Optima batteries purchased at Costco are typically rated lower in the CCA rating than the same battery at a retailer. FYI. Atleast for Optima's line.


----------



## GTO JUDGE (May 14, 2005)

36 mo battery is not a very good warranty. Keep in mind in these classics these batteries will sit for long periods of time without being used. Sulfation is someting to be concerend about. Whether you opt for a cheap battery or good one, get a battery tender and use it.


----------



## HoJo GTO (Sep 21, 2009)

I have a Sears DieHard that I'm happy with. I spent big $$$ on an Interstate battery that didn't last very long...won't do that again.

Must confess I do disconnect the battery while the car is in the garage.

Hollie


----------



## Jstreet (Mar 9, 2009)

I recently purchased a Die-hard for the wifes Subaru. I was impressed with the warranty. I think it's 60-month full replacement. However, the battery was somewhat pricey. (like $110) For $60 at Advance, I could have gotten almost 2 batteries and 36 months on each. But, I've had Die-hards that lasted 8+ years.

My grandfather always said "If you get four years out of a battery, it owes you nothing." He would replace them even if they were still good. I could see the logic but I still couldn't replace a battery that wasn't needing it. Hell, call me thrifty.

Still, on my 69 GTO (I have a convertible) I opted to go a different route. I tend to put the top up and down with the car off and I also have a stereo I use without the car running. That tended to drain the regular 750-850 CCA batteries with the stock alternator. I also only drive 1-2 times per week and thus the battery demand for starting coupled with the extra load was forcing me to charge it during the week when I wasn't driving/enjoying the car. I ended up having a specialty alternator built at a local, reputable alternator shop that puts out 140 amps and upgraded to a 1000+CCA Advance Auto Parts battery. The Alternator cost me about $125 and the battery was about $90. But, I can run the stereo and top up and down as much as I like and not worry about having juice to start the car. Plus, starts are smoother and faster and the battery holds a stronger charge between my weekly outings. Needless to say, the alternator is internally regulated so the voltage regulator was removed and I have HEI to avoid any points burning. (not that it's an issue)

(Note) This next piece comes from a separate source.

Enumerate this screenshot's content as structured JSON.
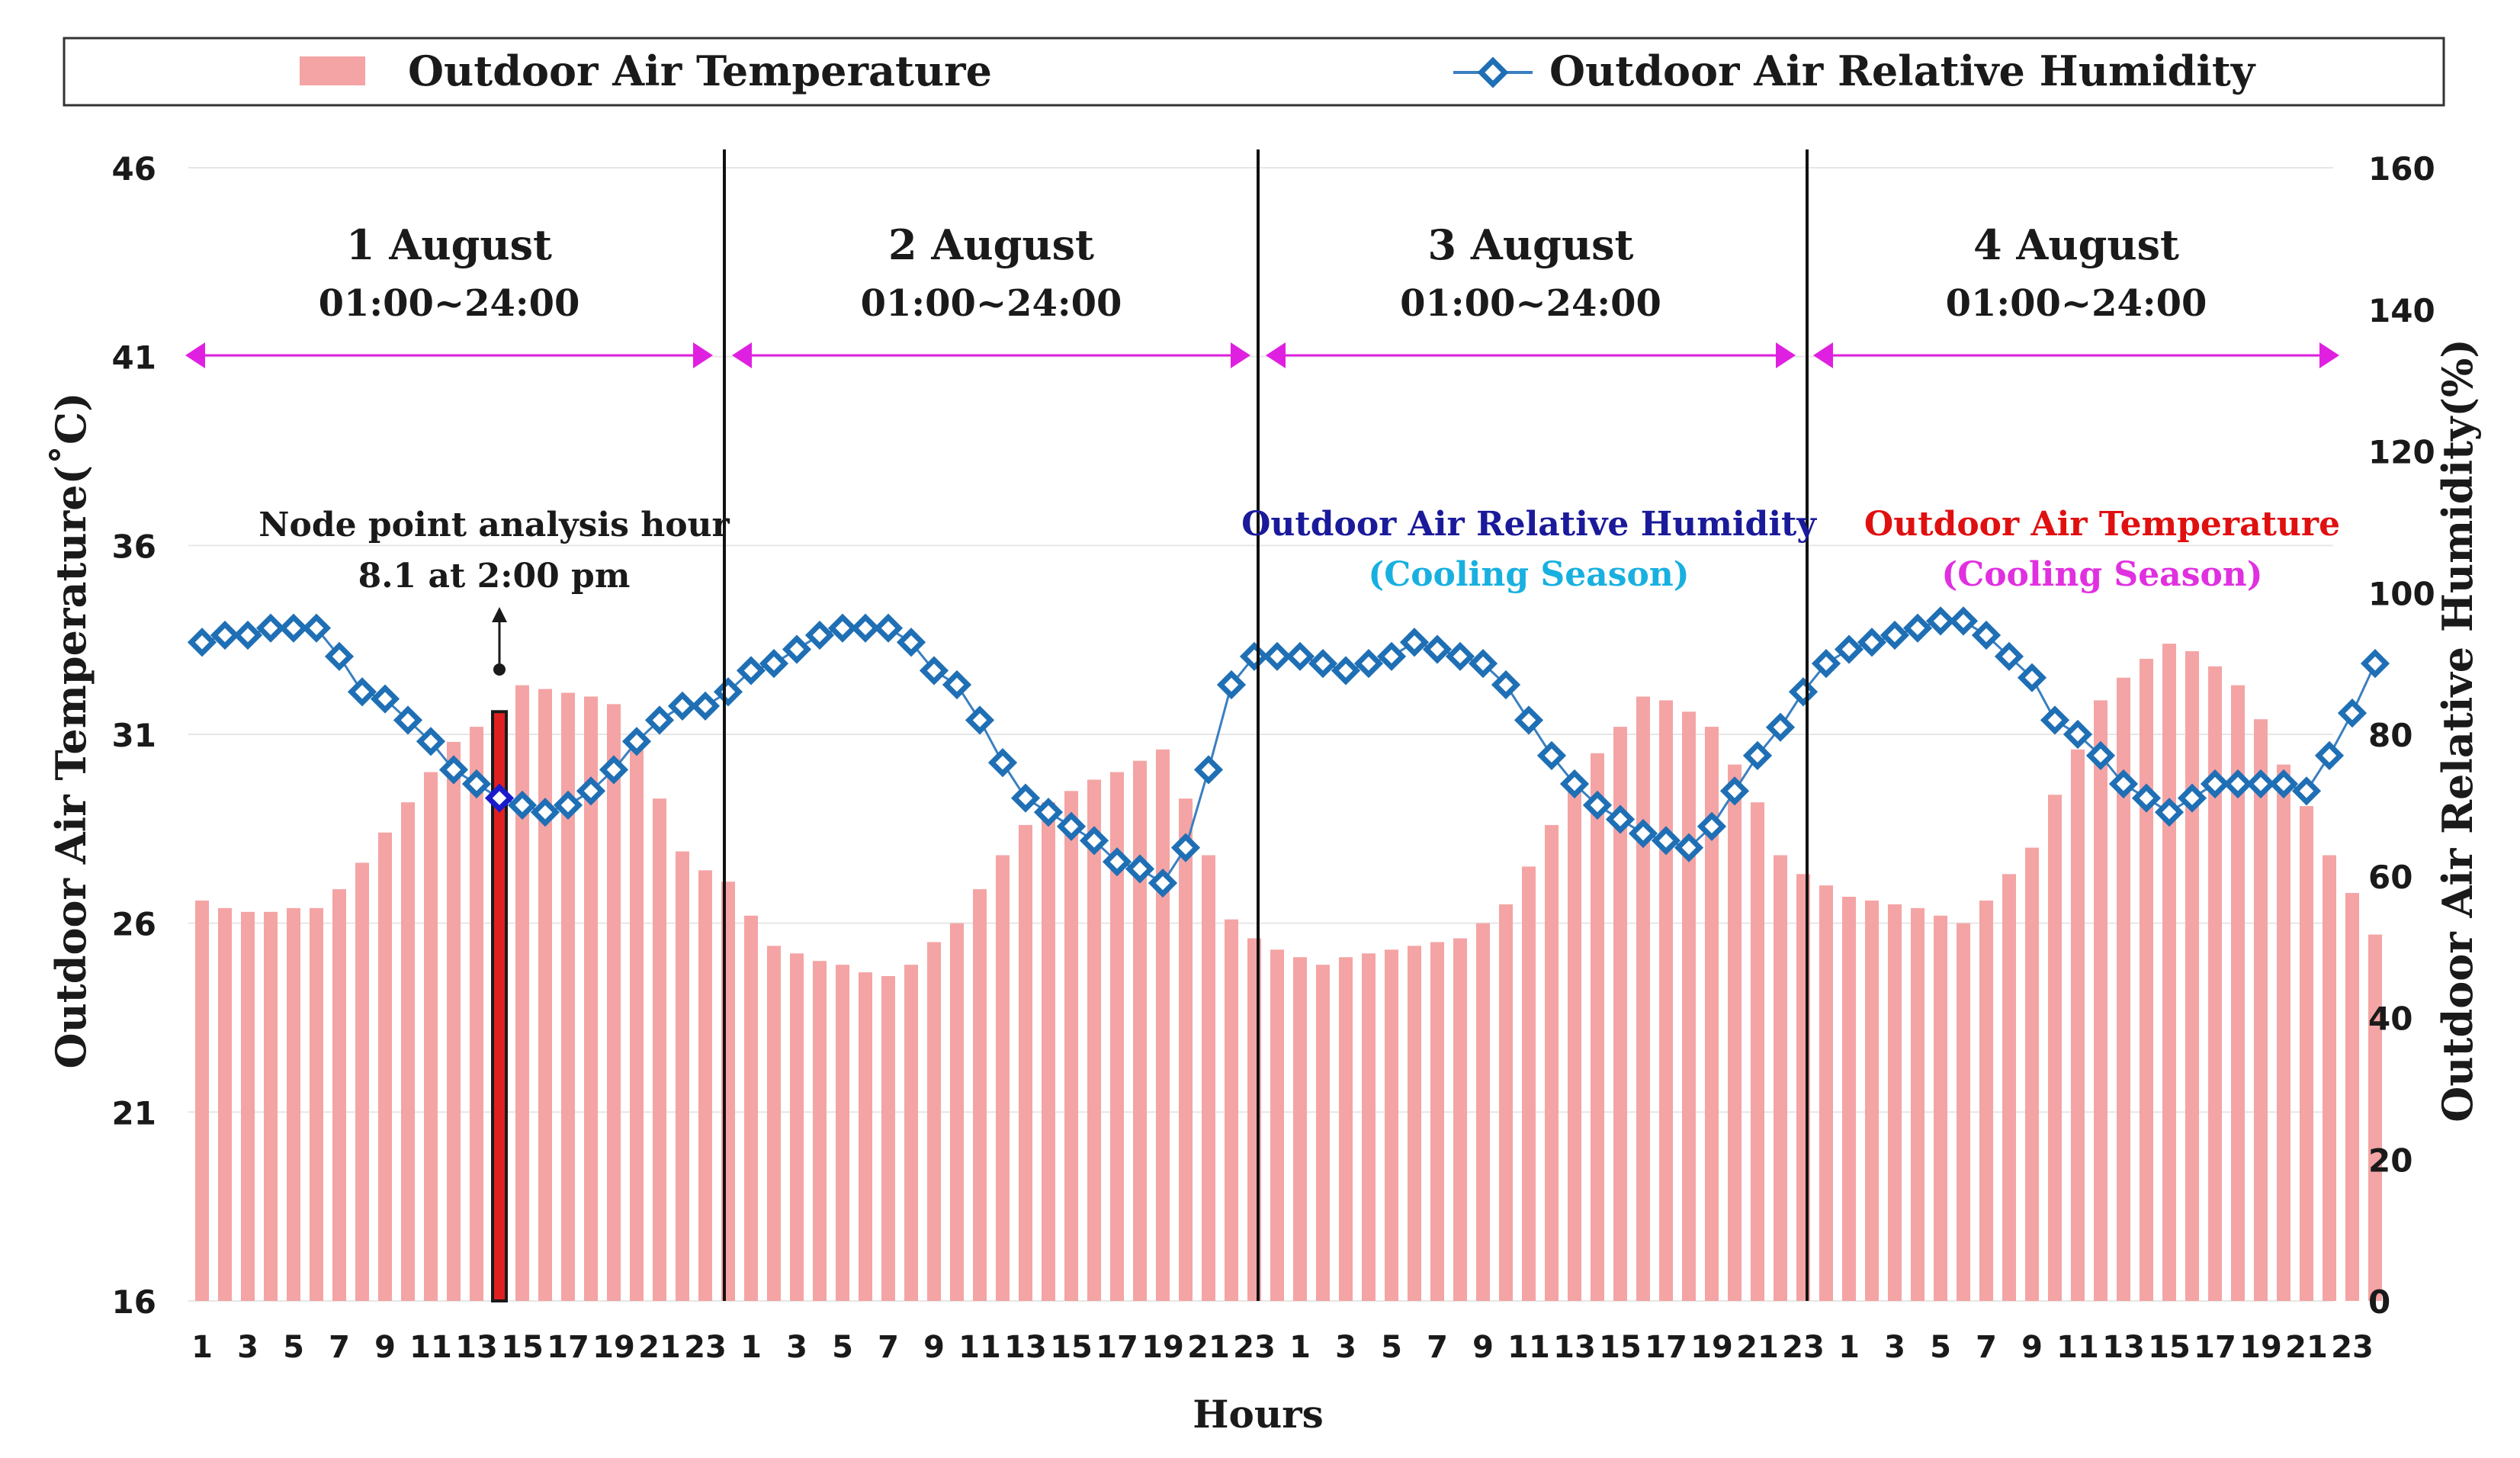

The Advance battery also had side and top mounts. I used the extra side mount to run an extra ground to the frame since these older cars tend to have grounding issues. It's not stock by any means, but works very well. And, If I get 4 years out of the battery, I guess I'll do what Grandpa reccomends.


----------



## MJGTOWISH (Jun 15, 2006)

DIE HARD PLATINUM. End of discussion Deep cycle too so it can sit for a while


----------



## Koppster (Jul 27, 2008)

Jstreet

My experience, modern batteries last about 45/50K +/-10K no matter what brand or price...I replace my wife and kid's batteries at 50K even if they are working. May sound crazy but it beats answering the phone at work...."can you come get me, the car won't start"! :willy:

Rickster


----------



## Too Many Projects (Nov 15, 2008)

Jstreet said:


> If I get 4 years out of the battery, I guess I'll do what Grandpa recommends.

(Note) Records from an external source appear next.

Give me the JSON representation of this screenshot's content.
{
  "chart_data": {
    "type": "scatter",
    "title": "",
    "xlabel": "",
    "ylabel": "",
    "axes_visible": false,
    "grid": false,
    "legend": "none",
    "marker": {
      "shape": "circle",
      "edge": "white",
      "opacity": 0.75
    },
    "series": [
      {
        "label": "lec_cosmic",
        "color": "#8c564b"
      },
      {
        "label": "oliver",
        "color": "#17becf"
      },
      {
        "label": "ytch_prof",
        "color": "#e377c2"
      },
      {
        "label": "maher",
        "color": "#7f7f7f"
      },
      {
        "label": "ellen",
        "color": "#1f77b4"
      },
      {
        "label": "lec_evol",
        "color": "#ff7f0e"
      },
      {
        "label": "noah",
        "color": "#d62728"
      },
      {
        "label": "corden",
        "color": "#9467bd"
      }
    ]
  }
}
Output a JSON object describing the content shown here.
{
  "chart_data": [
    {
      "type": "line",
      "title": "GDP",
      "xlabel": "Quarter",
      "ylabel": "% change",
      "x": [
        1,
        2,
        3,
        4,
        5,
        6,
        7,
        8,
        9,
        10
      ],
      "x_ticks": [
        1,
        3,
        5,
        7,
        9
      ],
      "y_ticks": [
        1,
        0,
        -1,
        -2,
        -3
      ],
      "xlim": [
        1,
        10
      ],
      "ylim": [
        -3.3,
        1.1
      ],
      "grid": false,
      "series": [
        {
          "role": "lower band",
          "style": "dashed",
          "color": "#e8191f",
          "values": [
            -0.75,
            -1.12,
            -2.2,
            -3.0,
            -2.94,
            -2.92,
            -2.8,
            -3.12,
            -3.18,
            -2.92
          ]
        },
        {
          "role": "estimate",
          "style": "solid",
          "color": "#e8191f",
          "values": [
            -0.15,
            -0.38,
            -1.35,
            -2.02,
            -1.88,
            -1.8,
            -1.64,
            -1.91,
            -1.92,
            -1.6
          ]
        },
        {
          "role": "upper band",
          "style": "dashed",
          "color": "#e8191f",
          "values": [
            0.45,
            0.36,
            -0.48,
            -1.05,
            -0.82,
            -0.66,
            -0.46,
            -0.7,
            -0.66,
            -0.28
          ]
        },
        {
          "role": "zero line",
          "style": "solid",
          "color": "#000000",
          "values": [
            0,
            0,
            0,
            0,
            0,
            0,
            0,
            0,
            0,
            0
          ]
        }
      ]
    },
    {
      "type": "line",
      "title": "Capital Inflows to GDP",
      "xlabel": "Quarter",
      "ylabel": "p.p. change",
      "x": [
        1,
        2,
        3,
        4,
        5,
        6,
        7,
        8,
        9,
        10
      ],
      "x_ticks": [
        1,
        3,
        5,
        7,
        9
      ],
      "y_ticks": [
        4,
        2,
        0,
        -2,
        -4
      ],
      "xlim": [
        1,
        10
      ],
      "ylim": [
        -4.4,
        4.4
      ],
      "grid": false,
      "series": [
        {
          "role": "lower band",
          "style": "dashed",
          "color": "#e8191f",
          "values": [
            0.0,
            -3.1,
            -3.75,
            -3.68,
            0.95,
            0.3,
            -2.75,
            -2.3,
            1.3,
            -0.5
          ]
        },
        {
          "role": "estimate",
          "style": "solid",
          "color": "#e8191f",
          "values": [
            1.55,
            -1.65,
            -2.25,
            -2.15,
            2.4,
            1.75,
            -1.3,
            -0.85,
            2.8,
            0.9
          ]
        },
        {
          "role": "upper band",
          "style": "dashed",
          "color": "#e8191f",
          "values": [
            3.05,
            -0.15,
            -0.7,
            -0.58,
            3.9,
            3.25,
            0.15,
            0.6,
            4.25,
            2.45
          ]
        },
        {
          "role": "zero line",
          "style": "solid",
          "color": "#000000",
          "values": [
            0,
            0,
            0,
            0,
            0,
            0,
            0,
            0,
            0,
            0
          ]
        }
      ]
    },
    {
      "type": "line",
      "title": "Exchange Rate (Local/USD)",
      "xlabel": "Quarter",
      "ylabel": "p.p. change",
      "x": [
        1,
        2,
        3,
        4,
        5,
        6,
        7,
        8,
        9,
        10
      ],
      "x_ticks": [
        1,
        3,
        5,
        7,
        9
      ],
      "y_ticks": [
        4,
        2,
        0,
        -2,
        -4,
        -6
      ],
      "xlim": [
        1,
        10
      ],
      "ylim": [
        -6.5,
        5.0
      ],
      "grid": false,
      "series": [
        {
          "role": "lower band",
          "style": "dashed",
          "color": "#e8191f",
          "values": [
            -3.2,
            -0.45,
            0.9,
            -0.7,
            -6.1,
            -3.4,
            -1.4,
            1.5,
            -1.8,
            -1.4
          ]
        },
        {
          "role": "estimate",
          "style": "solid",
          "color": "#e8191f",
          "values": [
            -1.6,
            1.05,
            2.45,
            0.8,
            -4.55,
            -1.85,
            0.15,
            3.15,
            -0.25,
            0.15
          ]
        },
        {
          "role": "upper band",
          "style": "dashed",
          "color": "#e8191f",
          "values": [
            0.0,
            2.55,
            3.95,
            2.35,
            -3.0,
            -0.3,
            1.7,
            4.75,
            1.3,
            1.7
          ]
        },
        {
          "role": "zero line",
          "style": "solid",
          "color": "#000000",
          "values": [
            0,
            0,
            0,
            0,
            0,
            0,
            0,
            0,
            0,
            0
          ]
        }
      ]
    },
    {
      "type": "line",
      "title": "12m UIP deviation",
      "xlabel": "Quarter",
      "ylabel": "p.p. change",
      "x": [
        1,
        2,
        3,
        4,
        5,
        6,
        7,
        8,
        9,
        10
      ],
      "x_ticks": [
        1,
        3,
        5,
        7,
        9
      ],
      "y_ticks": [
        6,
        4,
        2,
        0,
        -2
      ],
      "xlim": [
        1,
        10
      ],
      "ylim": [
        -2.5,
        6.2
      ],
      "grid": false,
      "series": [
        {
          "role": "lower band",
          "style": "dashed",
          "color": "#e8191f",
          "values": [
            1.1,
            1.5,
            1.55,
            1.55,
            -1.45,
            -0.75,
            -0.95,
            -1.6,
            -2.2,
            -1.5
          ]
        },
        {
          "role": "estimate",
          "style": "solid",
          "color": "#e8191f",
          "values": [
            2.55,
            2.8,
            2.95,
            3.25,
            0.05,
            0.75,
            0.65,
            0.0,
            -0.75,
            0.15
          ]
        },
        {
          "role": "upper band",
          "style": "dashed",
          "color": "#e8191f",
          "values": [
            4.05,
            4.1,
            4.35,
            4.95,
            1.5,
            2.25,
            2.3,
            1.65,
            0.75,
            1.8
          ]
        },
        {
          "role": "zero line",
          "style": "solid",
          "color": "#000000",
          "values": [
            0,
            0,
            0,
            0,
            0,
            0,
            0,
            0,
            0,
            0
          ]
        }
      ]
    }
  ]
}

Gotta remember Grandpa may go back to the days of 6 volt batteries too. They didn't last long and up here in the frozen north, my Dad removed the battery at night for most of Dec-Feb, when the temps went well into the minus digits. By keeping it warm in the house and putting it back in the morning, you stood a better chance that the old stovebolt would crank over fast enough to start. Most guys he worked with would then go start the cars at lunch and let them run for 25 minutes so it would start again at 4:30pm. Oh and don't forget the alcohol in the cooling system before anti-freeze became widely available and affordable. We have a very ez life with our modern cars.


----------